Description
The more complex a system, the larger the number and variety of its related artifacts become. Large-scale industrial systems involve nowadays hundreds of developers working on hundreds of different but related artifacts representing parts of the whole system specification. In MDE (Model Driven Engineering), artifacts are considered to be models. There are models for requirements, analysis and design, tests, validation and verification, supervision, deployment, etc. The complete system specification is then a huge set of distributed models manipulated by developers during the whole system life cycle.
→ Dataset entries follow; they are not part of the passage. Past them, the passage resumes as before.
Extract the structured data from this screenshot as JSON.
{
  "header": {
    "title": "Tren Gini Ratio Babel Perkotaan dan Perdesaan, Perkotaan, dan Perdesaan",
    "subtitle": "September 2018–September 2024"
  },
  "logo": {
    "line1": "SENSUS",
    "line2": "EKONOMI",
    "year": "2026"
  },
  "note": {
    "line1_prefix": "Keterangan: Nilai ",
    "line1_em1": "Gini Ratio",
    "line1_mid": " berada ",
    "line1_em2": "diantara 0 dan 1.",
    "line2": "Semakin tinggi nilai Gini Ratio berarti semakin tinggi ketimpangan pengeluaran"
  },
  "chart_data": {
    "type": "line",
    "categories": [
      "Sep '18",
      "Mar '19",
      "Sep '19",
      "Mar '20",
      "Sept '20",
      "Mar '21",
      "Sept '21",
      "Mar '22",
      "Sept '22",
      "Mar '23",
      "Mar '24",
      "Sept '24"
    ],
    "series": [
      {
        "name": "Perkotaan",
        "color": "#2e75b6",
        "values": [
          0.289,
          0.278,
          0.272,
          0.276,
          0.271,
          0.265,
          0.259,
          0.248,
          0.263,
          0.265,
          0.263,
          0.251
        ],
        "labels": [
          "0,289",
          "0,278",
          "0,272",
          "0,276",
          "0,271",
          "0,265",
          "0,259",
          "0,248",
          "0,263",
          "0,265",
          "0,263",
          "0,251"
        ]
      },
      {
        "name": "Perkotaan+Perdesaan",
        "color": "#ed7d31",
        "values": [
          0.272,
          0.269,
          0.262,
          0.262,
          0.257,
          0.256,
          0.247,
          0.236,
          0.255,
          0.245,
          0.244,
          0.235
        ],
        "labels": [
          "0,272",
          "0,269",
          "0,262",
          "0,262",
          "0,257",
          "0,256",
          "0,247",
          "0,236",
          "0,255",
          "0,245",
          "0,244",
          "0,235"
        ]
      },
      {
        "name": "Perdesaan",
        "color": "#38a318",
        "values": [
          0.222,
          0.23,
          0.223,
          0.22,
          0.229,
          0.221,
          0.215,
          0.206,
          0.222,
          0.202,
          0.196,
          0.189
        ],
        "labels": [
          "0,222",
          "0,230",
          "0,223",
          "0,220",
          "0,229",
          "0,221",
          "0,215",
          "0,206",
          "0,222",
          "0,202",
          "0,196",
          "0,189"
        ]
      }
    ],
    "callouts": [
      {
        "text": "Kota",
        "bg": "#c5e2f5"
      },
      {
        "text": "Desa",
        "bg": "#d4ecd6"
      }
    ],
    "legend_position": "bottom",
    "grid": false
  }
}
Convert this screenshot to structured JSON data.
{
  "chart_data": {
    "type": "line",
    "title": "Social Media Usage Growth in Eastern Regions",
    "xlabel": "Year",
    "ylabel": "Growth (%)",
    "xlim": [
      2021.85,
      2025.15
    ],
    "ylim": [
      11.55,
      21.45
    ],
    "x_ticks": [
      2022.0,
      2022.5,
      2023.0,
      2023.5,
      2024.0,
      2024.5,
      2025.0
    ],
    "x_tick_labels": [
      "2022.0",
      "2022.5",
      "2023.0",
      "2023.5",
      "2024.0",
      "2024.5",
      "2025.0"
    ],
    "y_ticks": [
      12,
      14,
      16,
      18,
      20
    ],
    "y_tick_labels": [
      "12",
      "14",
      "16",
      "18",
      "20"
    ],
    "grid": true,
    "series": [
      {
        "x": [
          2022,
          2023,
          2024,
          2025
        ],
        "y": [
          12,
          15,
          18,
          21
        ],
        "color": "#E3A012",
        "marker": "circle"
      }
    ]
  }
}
Despite this situation, a critical problem is that currently there is no strong support for collaborative development of complex systems following the MDE approach. Note that what we do talk about collaborative aspects and not cooperative ones. Collaborative work and cooperative work are sometimes two confusing concepts. Galaxy does not deal with social or human aspects of cooperative systems. It focuses on collaborative working environment. As raised by Douglas C. Schmidt, CASE (Computer-Aided Software Engineering) tools offer few support for concurrent engineering, so they are limited to programs written by a single person or by a team that serialized their access to files used by these tools. Therefore, organizations building complex systems have to define their own ‘ad-hoc’ solutions (quite often human based) to address this major problem. The result is a lack of competitiveness and reactivity.
The goal of the Galaxy project is to address the complexity of model collaborative work. It aims at defining an open and flexible architecture particularly designed to be scalable with regard of the size and dynamic of models and developers teams.